Carmine Abate
Il cercatore di luce
Mondadori, Milano, 2021
Nell’ottobre dell’anno scorso è stata pubblicata l’ultima fatica dello scrittore Carmine Abate. Il rischio nella stesura di questo romanzo era quello che finisse per diventare una descrizione biografica di Giovanni Segantini. Ad evitare questo pericolo lo scrittore di origine calabra ha aggiunto due elementi: un’anziana donna, Moma, di origine calabra e un suo nipote. La prima ha sposato un certo Carlo che da piccolo ha frequentato la casa dei Segantini al Maloja, il secondo è affascinato di una pittura regalata da Segantini a suo nonno e conservata in una casa di montagna a sottratta dagli sguardi indiscreti.
Emerge una struttura narrativa originalissima e molto avvincente perché da una parte si dà origine ad una sorta di saga familiare, da Mauro Adami a Carlo , nipote di Moma, dall’altra si instaura un parallelismo fra la vita di Carlo nipote ragazzo adolescente e Giovanni Segantini, prima ragazzo, poi adolescente con cui Carlo si confronta per stabilire un suo ideale di vita. In tal modo non si racconta solo la difficile vita di Giovanni Segantini, prima di arrivare al successo, ma il pittore diviene esemplare agli occhi di un ragazzo. Le vicende biografiche del pittore sono così descritte dagli occhi di un bambino e di adolescente poi sfuggendo ad una mera elencazione di date e avvenimenti. La vita di Segantini diventa mitica e magica come può avvenire negli occhi di un bambino che vede ogni cosa sotto l’aspetto magico e mitico.
La modalità mitica, che è una delle cifre più significative della poetica di Carmine Abate, viene qui riproposta per cui Segantini diventa un personaggio al di là del tempo, collocato in uno spazio che più aereo, celestiale non c’è.
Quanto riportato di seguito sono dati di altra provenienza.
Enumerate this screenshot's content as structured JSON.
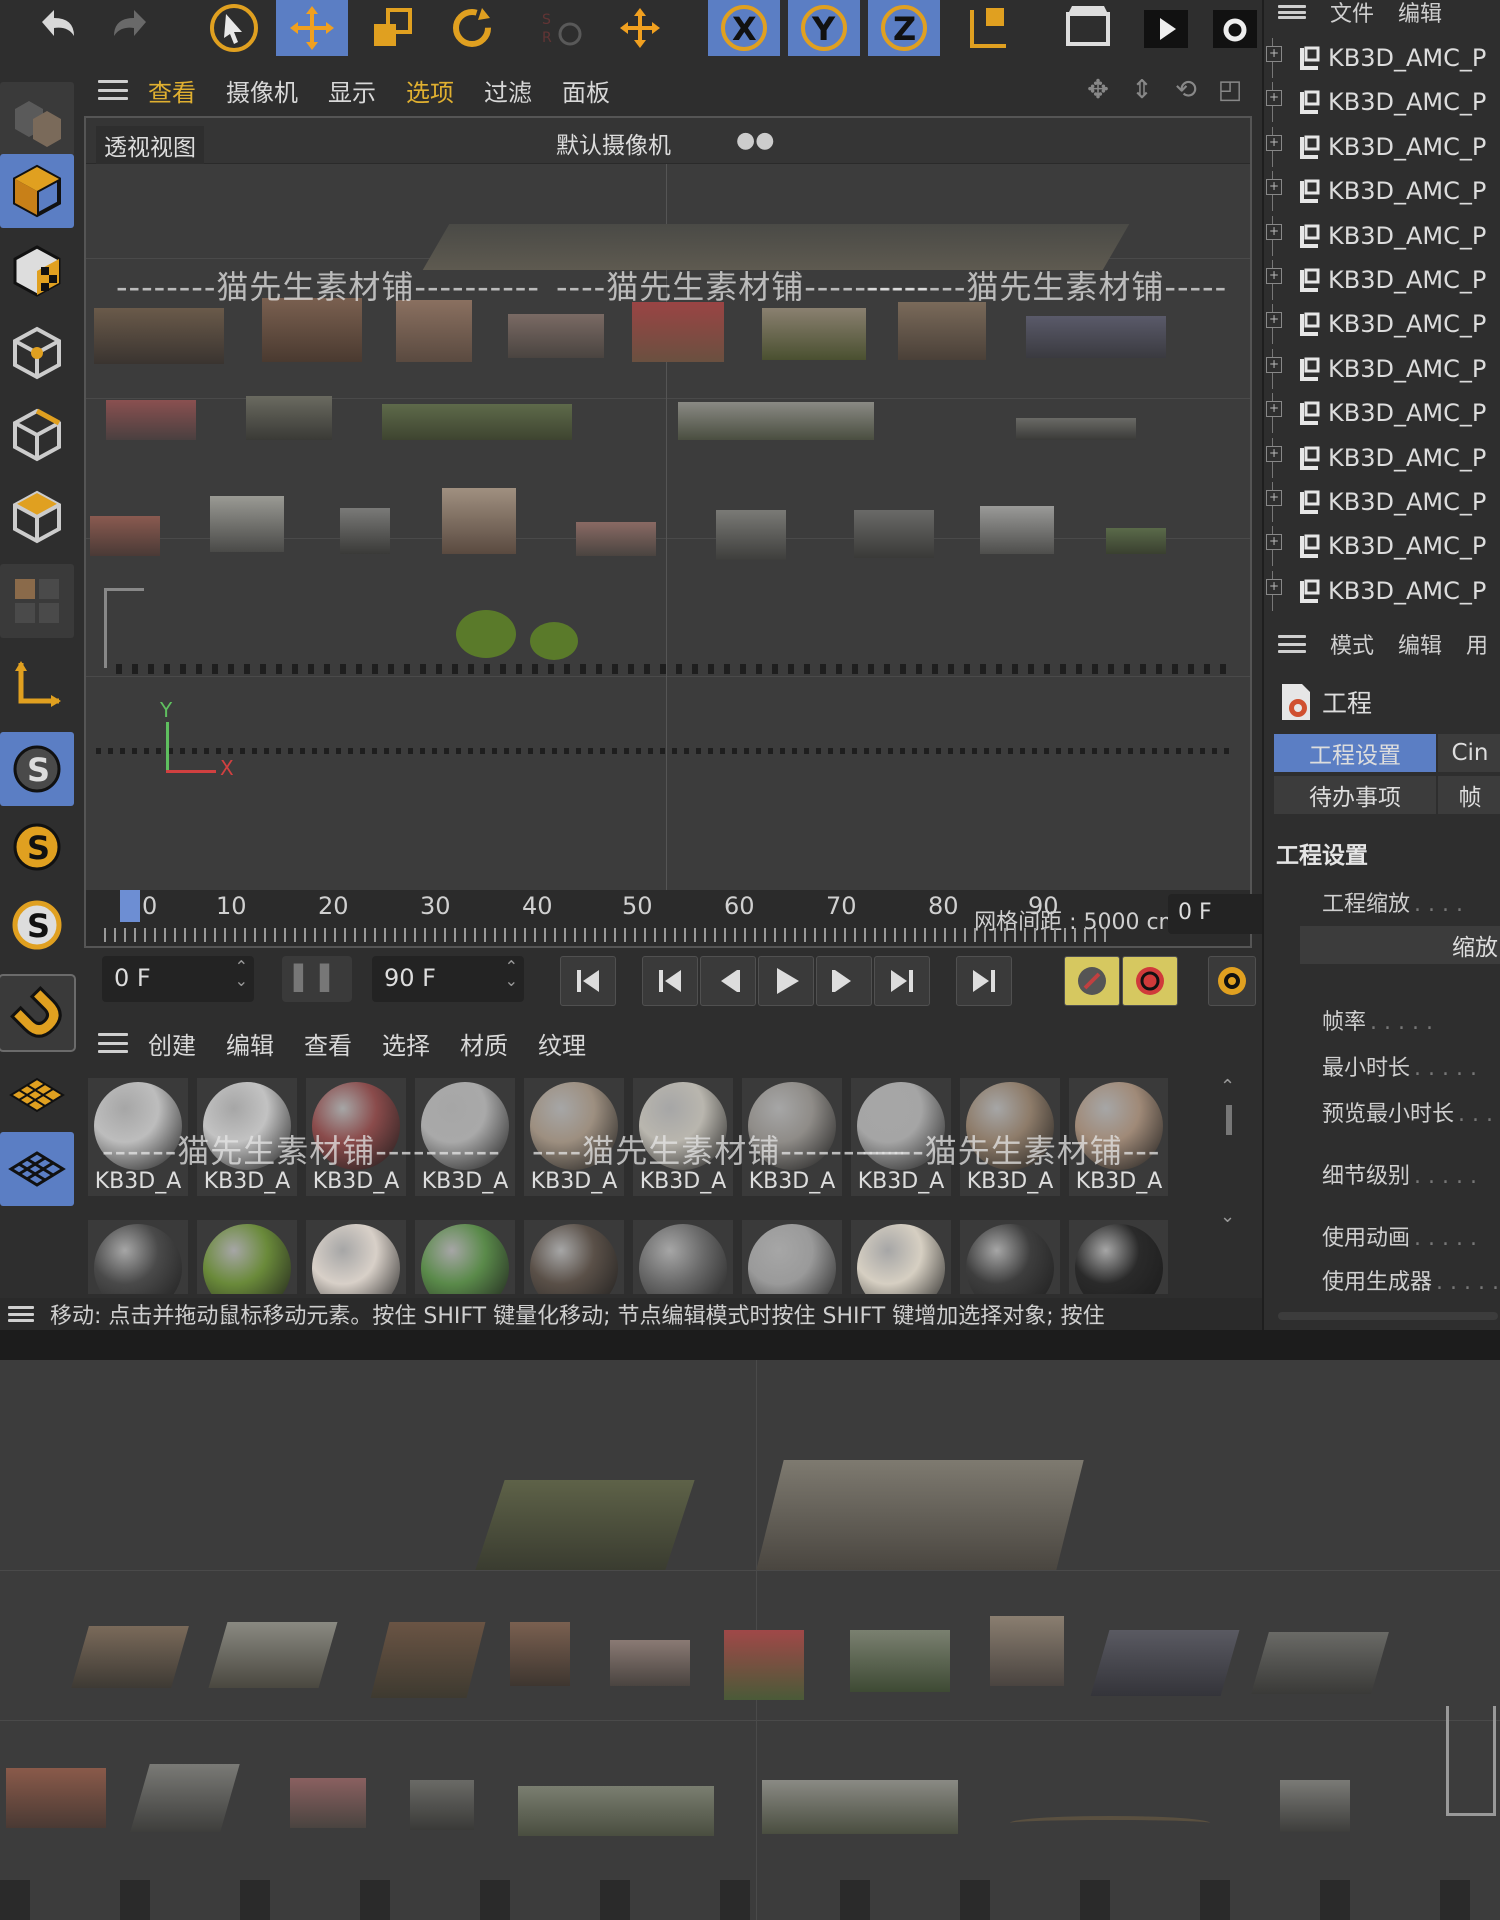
{
  "top_toolbar": {
    "icons": [
      "undo-icon",
      "redo-icon",
      "select-icon",
      "move-icon",
      "scale-icon",
      "rotate-icon",
      "psr-icon",
      "axis-move-icon",
      "x-axis-icon",
      "y-axis-icon",
      "z-axis-icon",
      "coordinate-icon",
      "render-view-icon",
      "render-icon",
      "render-settings-icon"
    ],
    "axis_labels": [
      "X",
      "Y",
      "Z"
    ],
    "psr_label": "S R"
  },
  "viewport": {
    "menu": [
      "查看",
      "摄像机",
      "显示",
      "选项",
      "过滤",
      "面板"
    ],
    "title": "透视视图",
    "camera": "默认摄像机",
    "grid_spacing": "网格间距 : 5000 cm",
    "axis_y": "Y",
    "axis_x": "X"
  },
  "watermark": "猫先生素材铺",
  "timeline": {
    "ticks": [
      "0",
      "10",
      "20",
      "30",
      "40",
      "50",
      "60",
      "70",
      "80",
      "90"
    ],
    "current": "0 F",
    "start": "0 F",
    "end": "90 F"
  },
  "material_panel": {
    "menu": [
      "创建",
      "编辑",
      "查看",
      "选择",
      "材质",
      "纹理"
    ],
    "labels": [
      "KB3D_A",
      "KB3D_A",
      "KB3D_A",
      "KB3D_A",
      "KB3D_A",
      "KB3D_A",
      "KB3D_A",
      "KB3D_A",
      "KB3D_A",
      "KB3D_A"
    ],
    "colors_row1": [
      "#bdbdbd",
      "#c2c2c2",
      "#8a4b4b",
      "#a9a9a9",
      "#9d8f80",
      "#b9b6ae",
      "#8f8c88",
      "#a5a5a5",
      "#8e7c6a",
      "#a08a78"
    ],
    "colors_row2": [
      "#4a4a4a",
      "#6a8a3a",
      "#d8d0c8",
      "#5a8a4a",
      "#5a5048",
      "#6a6a6a",
      "#9a9a9a",
      "#d6cfc2",
      "#3e3e3e",
      "#2a2a2a"
    ]
  },
  "status": "移动: 点击并拖动鼠标移动元素。按住 SHIFT 键量化移动; 节点编辑模式时按住 SHIFT 键增加选择对象; 按住",
  "right_panel": {
    "object_menu": [
      "文件",
      "编辑"
    ],
    "objects": [
      "KB3D_AMC_P",
      "KB3D_AMC_P",
      "KB3D_AMC_P",
      "KB3D_AMC_P",
      "KB3D_AMC_P",
      "KB3D_AMC_P",
      "KB3D_AMC_P",
      "KB3D_AMC_P",
      "KB3D_AMC_P",
      "KB3D_AMC_P",
      "KB3D_AMC_P",
      "KB3D_AMC_P",
      "KB3D_AMC_P"
    ],
    "attr_menu": [
      "模式",
      "编辑",
      "用"
    ],
    "attr_title": "工程",
    "tabs": [
      "工程设置",
      "Cin",
      "待办事项",
      "帧"
    ],
    "section": "工程设置",
    "project_scale": "工程缩放",
    "scale_button": "缩放",
    "rows": [
      "帧率",
      "最小时长",
      "预览最小时长",
      "细节级别",
      "使用动画",
      "使用生成器"
    ]
  }
}
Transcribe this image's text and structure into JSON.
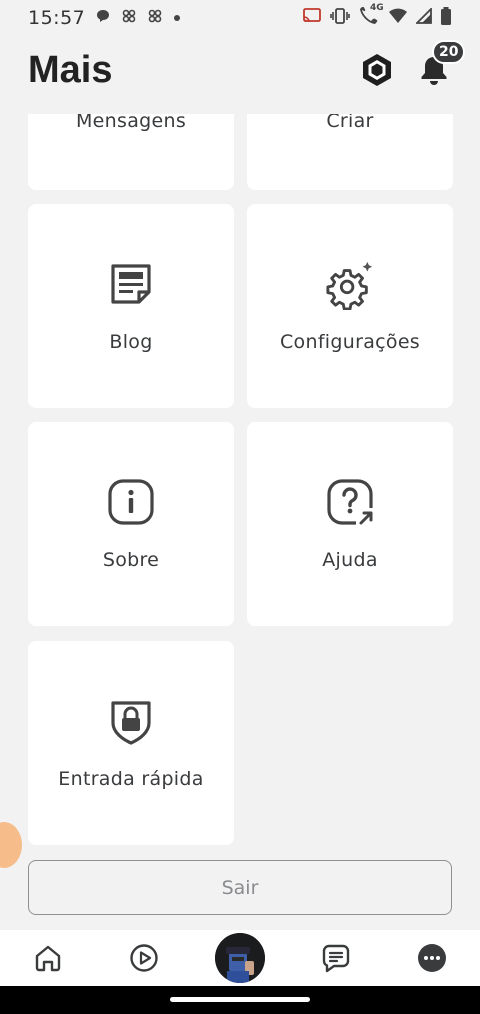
{
  "status_bar": {
    "time": "15:57",
    "network_label": "4G"
  },
  "header": {
    "title": "Mais",
    "notification_count": "20"
  },
  "tiles": {
    "messages": "Mensagens",
    "create": "Criar",
    "blog": "Blog",
    "settings": "Configurações",
    "about": "Sobre",
    "help": "Ajuda",
    "quick_login": "Entrada rápida"
  },
  "logout_label": "Sair",
  "icons": {
    "tiles": [
      "blog-icon",
      "gear-icon",
      "info-icon",
      "help-icon",
      "lock-shield-icon"
    ],
    "nav": [
      "home-icon",
      "play-icon",
      "avatar",
      "chat-icon",
      "more-icon"
    ]
  },
  "colors": {
    "background": "#f2f2f3",
    "tile": "#ffffff",
    "text": "#393b3d",
    "badge": "#393b3d"
  }
}
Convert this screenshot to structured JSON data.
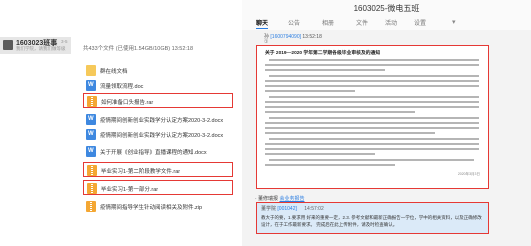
{
  "left": {
    "contact": {
      "name": "1603023班事",
      "subtitle": "我们学院，请我们做等级",
      "time": "3-5"
    },
    "files_header": "共433个文件 (已使用1.54GB/10GB)   13:52:18",
    "files": [
      {
        "icon": "folder-icon",
        "type": "folder",
        "name": "群在线文档",
        "highlighted": false
      },
      {
        "icon": "doc-icon",
        "type": "doc",
        "name": "流量领取流程.doc",
        "highlighted": false
      },
      {
        "icon": "rar-icon",
        "type": "rar",
        "name": "如何准备口头报告.rar",
        "highlighted": true
      },
      {
        "icon": "doc-icon",
        "type": "doc",
        "name": "疫情期间创新创业实践学分认定方案2020-3-2.docx",
        "highlighted": false
      },
      {
        "icon": "doc-icon",
        "type": "doc",
        "name": "疫情期间创新创业实践学分认定方案2020-3-2.docx",
        "highlighted": false
      },
      {
        "icon": "doc-icon",
        "type": "doc",
        "name": "关于开展《创业指导》直播课程的通知.docx",
        "highlighted": false
      },
      {
        "icon": "rar-icon",
        "type": "rar",
        "name": "毕业实习1-第二阶段教学文件.rar",
        "highlighted": true
      },
      {
        "icon": "rar-icon",
        "type": "rar",
        "name": "毕业实习1-第一部分.rar",
        "highlighted": true
      },
      {
        "icon": "rar-icon",
        "type": "rar",
        "name": "疫情期间指导学生针动阅读相关及附件.zip",
        "highlighted": false
      }
    ]
  },
  "right": {
    "window_title": "1603025-微电五班",
    "tabs": [
      "聊天",
      "公告",
      "相册",
      "文件",
      "活动",
      "设置"
    ],
    "active_tab": 0,
    "message": {
      "line1_prefix": "孙",
      "line1_link": "[1600794090]",
      "line1_time": "13:52:18",
      "line2": "①"
    },
    "document": {
      "title": "关于 2019—2020 学年第二学期各级毕业审核及的通知",
      "sign": "2020年3月3日"
    },
    "share": {
      "prefix": "· 董修瑞报",
      "link": "会业务报告"
    },
    "reply": {
      "name": "董学院",
      "id": "[001042]",
      "time": "14:57:02",
      "body": "教大于的要，1.要求用 好来的重要一定，2.3. 参考文献和最新正确报告一学位，学中的相关资料，以及正确修改设计，在于工作最新要求。 完成后在此上传附件，请及时检查确认。"
    }
  }
}
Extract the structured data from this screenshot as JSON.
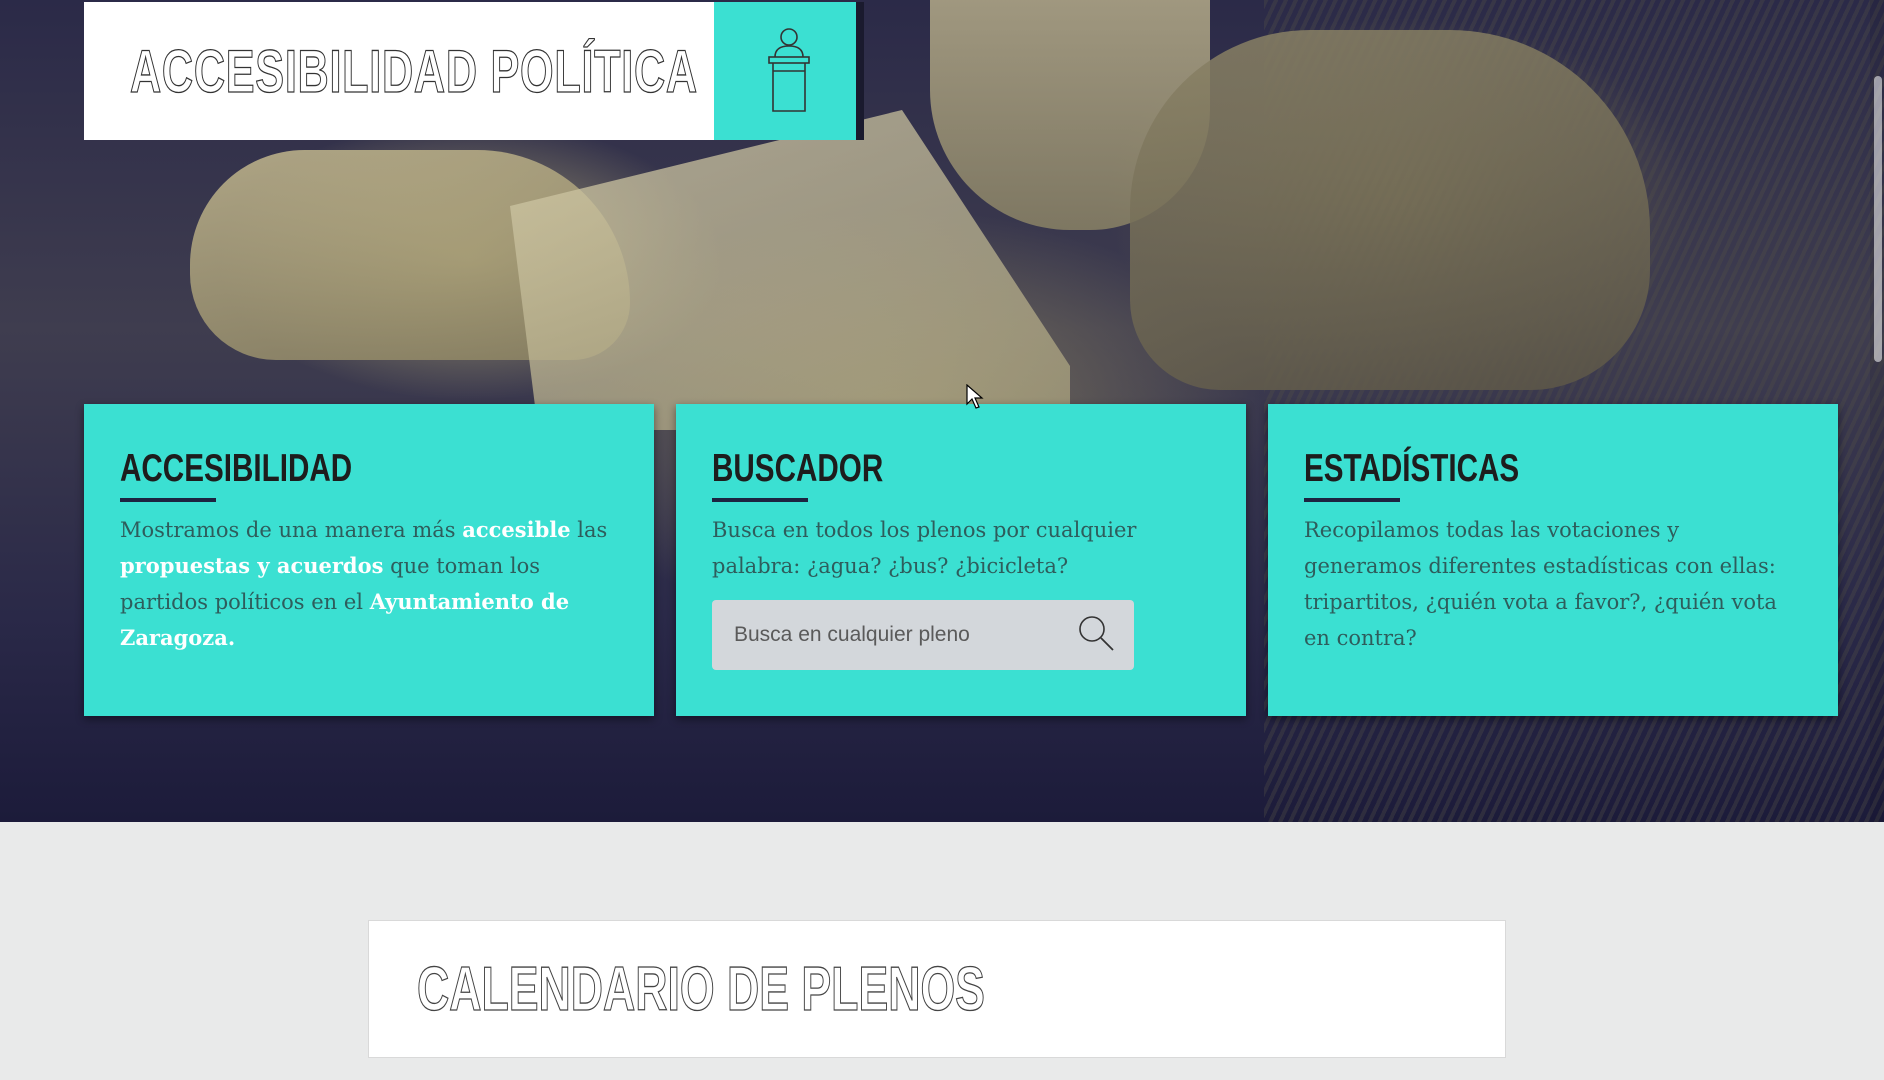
{
  "header": {
    "title": "ACCESIBILIDAD POLÍTICA",
    "logo_icon": "podium-speaker-icon",
    "accent_color": "#3be0d2"
  },
  "cards": [
    {
      "title": "ACCESIBILIDAD",
      "text_parts": [
        {
          "text": "Mostramos de una manera más ",
          "bold": false
        },
        {
          "text": "accesible",
          "bold": true
        },
        {
          "text": " las ",
          "bold": false
        },
        {
          "text": "propuestas y acuerdos",
          "bold": true
        },
        {
          "text": " que toman los partidos políticos en el ",
          "bold": false
        },
        {
          "text": "Ayuntamiento de Zaragoza.",
          "bold": true
        }
      ]
    },
    {
      "title": "BUSCADOR",
      "text": "Busca en todos los plenos por cualquier palabra: ¿agua? ¿bus? ¿bicicleta?",
      "search": {
        "placeholder": "Busca en cualquier pleno",
        "value": "",
        "icon": "search-icon"
      }
    },
    {
      "title": "ESTADÍSTICAS",
      "text": "Recopilamos todas las votaciones y generamos diferentes estadísticas con ellas: tripartitos, ¿quién vota a favor?, ¿quién vota en contra?"
    }
  ],
  "calendar": {
    "title": "CALENDARIO DE PLENOS"
  }
}
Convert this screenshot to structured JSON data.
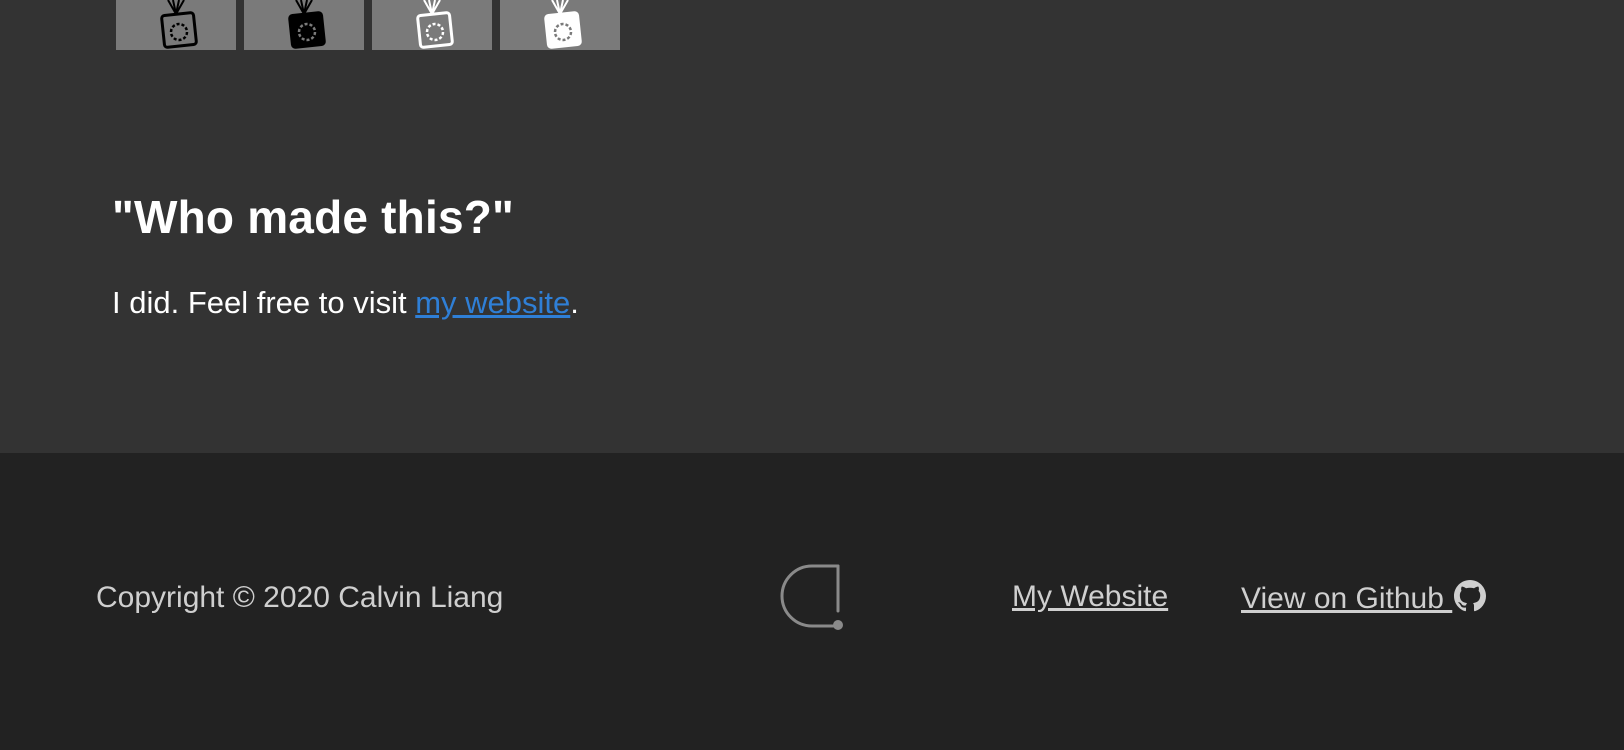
{
  "main": {
    "thumbnails": [
      {
        "icon": "camera-icon",
        "variant": "outline-dark"
      },
      {
        "icon": "camera-icon",
        "variant": "filled-dark"
      },
      {
        "icon": "camera-icon",
        "variant": "outline-light"
      },
      {
        "icon": "camera-icon",
        "variant": "filled-light"
      }
    ],
    "heading": "\"Who made this?\"",
    "paragraph_prefix": "I did. Feel free to visit ",
    "paragraph_link": "my website",
    "paragraph_suffix": "."
  },
  "footer": {
    "copyright": "Copyright © 2020 Calvin Liang",
    "logo_icon": "cl-logo-icon",
    "links": {
      "website": "My Website",
      "github": "View on Github "
    },
    "github_icon": "github-icon"
  },
  "colors": {
    "main_bg": "#333333",
    "footer_bg": "#222222",
    "link": "#2f7fd6",
    "footer_text": "#cfcfcf"
  }
}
Anche il suo modo di essere, specie nell’ambiente del Maloja, è sempre sfuggente, contornato da un’atmosfera di solitudine, superiorità. Abate è maestro nel costruire personaggi mitici e con Giovanni Segantini c’è riuscito appieno.
Ma c’è un altro personaggio che ripropone la seconda cifra poetica ed è Moma. La location del romanzo è in gran parte collocato in Italia settentrionale, da Arco a Milano al Maloja. Eppure, in questo contesto Moma mantiene il suo rapporto con la sua ascendenza calabra e non può farlo se non con il fatto linguistico. La nonna di Carlo, nonostante la sua lontananza, da tempo dal suo paese natio, non perde occasione per proferire termini e a volte brevi frasi in vernacolo. E’ il modo attraverso cui Carmine Abate dà colore alla sua narrazione.
Ma vorrei esprimere un’altra considerazione riguardo proprio questo personaggio femminile. Sembra l’incarnazione della transculturalità, di cui tanto si parla a proposito scrittori di origine straniera per il loro possesso di duplice codice linguistico o anche di un assoluto plurilinguismo. In effetti queste note di espressione di prima lingua del personaggio Moma tendono a far presente che in lei è presente un modo di essere, di pensare, di comportarsi che è riferibile alla sua comunità d’origine, ma contemporaneamente è totalmente inserita nella cultura “nordica”. Non sono poche le volte che Moma mostra saggezza e avvedutezza e totale accettazione dei modi culturali dell’ambiente totalmente diverso da quello di nascita. Quado Luisa, sorella di Carlo, all’atto del suo esame di laurea annuncia che andrà ad abitare con il suo ragazzo Amedeo, la reazione dell’anziana donna è di questo tenore: “Se vi volete bene, / abitare insieme vi conviene. / I miei auguri di cuore, / per una vita d’amore!”. Il commento del narratore era stato il seguente: “E la Moma, la più vecchia di tutti e in teoria la più tradizionalista, a sorpresa li benedisse brindando con un calice di vino rosso”.
Questo a dimostrazione che la interculturalità non è appannaggio di una categoria o altra, ma è un atteggiamento culturale; basta forse avere una propensione di apertura intenzionale.
Il romanzo risulta quindi di ottima fattura e vale la pena di essere letto.